In the overall patient population, the KRd-ASCT arm had significantly prolonged progression-free survival compared with the KRd12 and KCd-ASCT arms. KR maintenance also had significantly prolonged PFS compared with R maintenance.
Among the high-risk patients, KRd-ASCT improved PFS compared with KRd12 (HR 0.6; P = .04) and KCd-ASCT (HR 0.57; P = .01).
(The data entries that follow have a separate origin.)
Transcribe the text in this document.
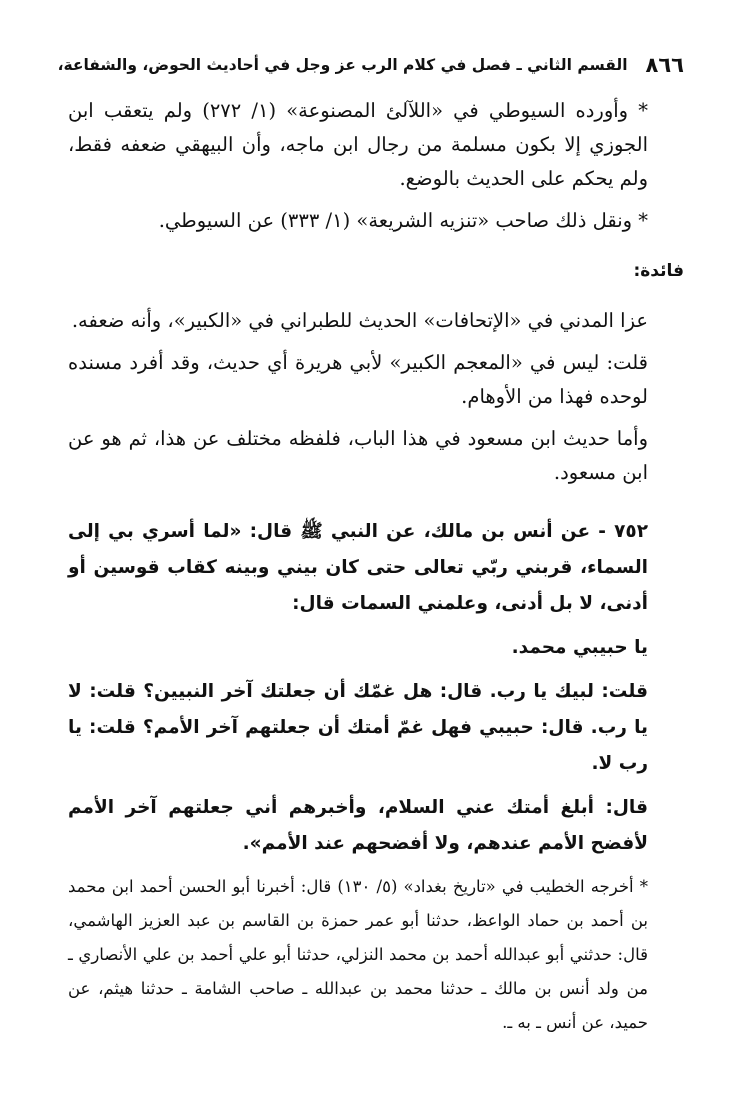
٨٦٦
القسم الثاني ـ فصل في كلام الرب عز وجل في أحاديث الحوض، والشفاعة،

* وأورده السيوطي في «اللآلئ المصنوعة» (١/ ٢٧٢) ولم يتعقب ابن الجوزي إلا بكون مسلمة من رجال ابن ماجه، وأن البيهقي ضعفه فقط، ولم يحكم على الحديث بالوضع.

* ونقل ذلك صاحب «تنزيه الشريعة» (١/ ٣٣٣) عن السيوطي.

فائدة:

عزا المدني في «الإتحافات» الحديث للطبراني في «الكبير»، وأنه ضعفه.

قلت: ليس في «المعجم الكبير» لأبي هريرة أي حديث، وقد أفرد مسنده لوحده فهذا من الأوهام.

وأما حديث ابن مسعود في هذا الباب، فلفظه مختلف عن هذا، ثم هو عن ابن مسعود.

٧٥٢ - عن أنس بن مالك، عن النبي ﷺ قال: «لما أسري بي إلى السماء، قربني ربّي تعالى حتى كان بيني وبينه كقاب قوسين أو أدنى، لا بل أدنى، وعلمني السمات قال:

يا حبيبي محمد.

قلت: لبيك يا رب. قال: هل غمّك أن جعلتك آخر النبيين؟ قلت: لا يا رب. قال: حبيبي فهل غمّ أمتك أن جعلتهم آخر الأمم؟ قلت: يا رب لا.

قال: أبلغ أمتك عني السلام، وأخبرهم أني جعلتهم آخر الأمم لأفضح الأمم عندهم، ولا أفضحهم عند الأمم».

* أخرجه الخطيب في «تاريخ بغداد» (٥/ ١٣٠) قال: أخبرنا أبو الحسن أحمد ابن محمد بن أحمد بن حماد الواعظ، حدثنا أبو عمر حمزة بن القاسم بن عبد العزيز الهاشمي، قال: حدثني أبو عبدالله أحمد بن محمد النزلي، حدثنا أبو علي أحمد بن علي الأنصاري ـ من ولد أنس بن مالك ـ حدثنا محمد بن عبدالله ـ صاحب الشامة ـ حدثنا هيثم، عن حميد، عن أنس ـ به ـ.
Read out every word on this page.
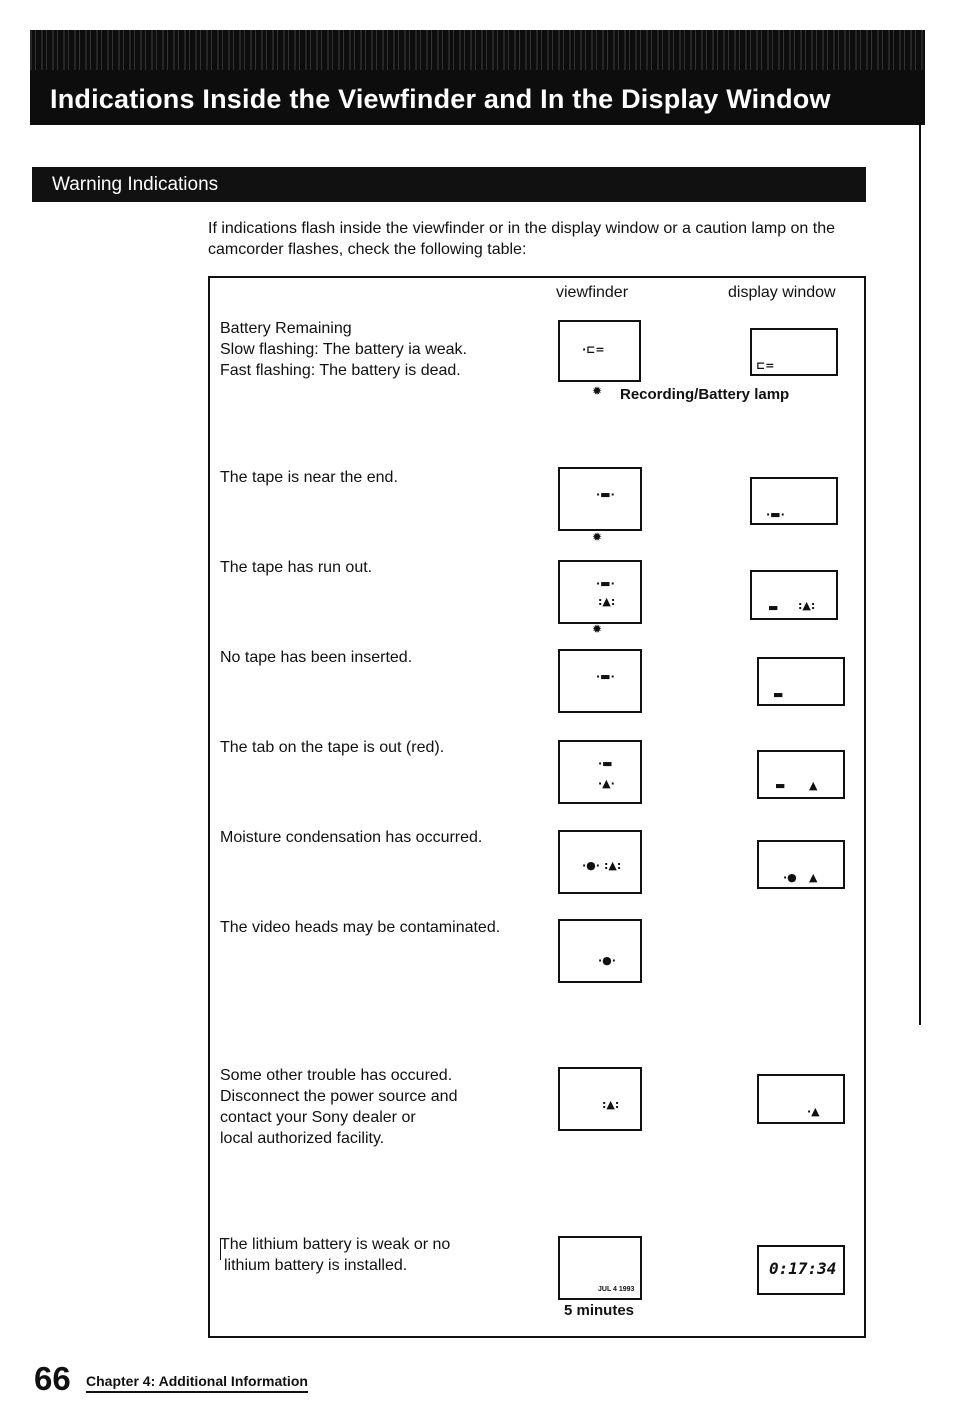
Indications Inside the Viewfinder and In the Display Window
Warning Indications
If indications flash inside the viewfinder or in the display window or a caution lamp on the camcorder flashes, check the following table:
viewfinder	display window
Battery Remaining
Slow flashing: The battery ia weak.
Fast flashing: The battery is dead.
·⊏=
⊏=
✹ Recording/Battery lamp
The tape is near the end.
·▬·
✹
·▬·
The tape has run out.
·▬·
:▲:
✹
▬ :▲:
No tape has been inserted.
·▬·
▬
The tab on the tape is out (red).
·▬
·▲·	▬ ▲
Moisture condensation has occurred.
·●· :▲:
·● ▲
The video heads may be contaminated.
·●·
Some other trouble has occured.
Disconnect the power source and
contact your Sony dealer or
local authorized facility.
:▲:
·▲
The lithium battery is weak or no
lithium battery is installed.
JUL 4 1993
5 minutes
0:17:34
66 Chapter 4: Additional Information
There was a 4-year PFS of 62%, 45%, and 45%, respectively.
In double-hit patients, KRd-ASCT improved PFS as well compared with KRd12 (HR 0.53; P = .07) and KCd-ASCT (HR 0.49; P = .03), and had a 4-year PFS of 55%, 31%, and 33%, respectively.
Similarly, with standard-risk patients, KRd-ASCT improved PFS when compared with KRd12 (HR 0.47; P = .05) and KCd-ASCT (HR 0.38; P = .01), with a 4-year PFS of 80%, 67%, and 57%, respectively.
In terms of distinction between patient subgroups depending on chromosomal abnormalities, there was a PFS benefit in patients with del17p, t(4;14), and 1q gain when receiving KRd-ASCT compared with KRd12. Patients with del1p saw greater benefit from KRd-ASCT and KRd12 than KCd-ASCT. Patients with amp1q had the worst outcomes regardless of which treatment type they received.
For maintenance therapy, KR improved PFS in all three groups compared to R, with 3-year PFS survival rates of 90% versus 73% in standard-risk patients, 69% versus 56% in high-risk patients, and 67% versus 42% in double-hit patients.
There was more benefit with KR maintenance in patients with del17p, t(4;14), 1q gain, and del1p. Patients with amp1q again had the worst outcome and did not receive any benefit from KR compared with R.
The results provide an effective option for high-risk patients, which is especially significant considering their clinical needs are currently unmet.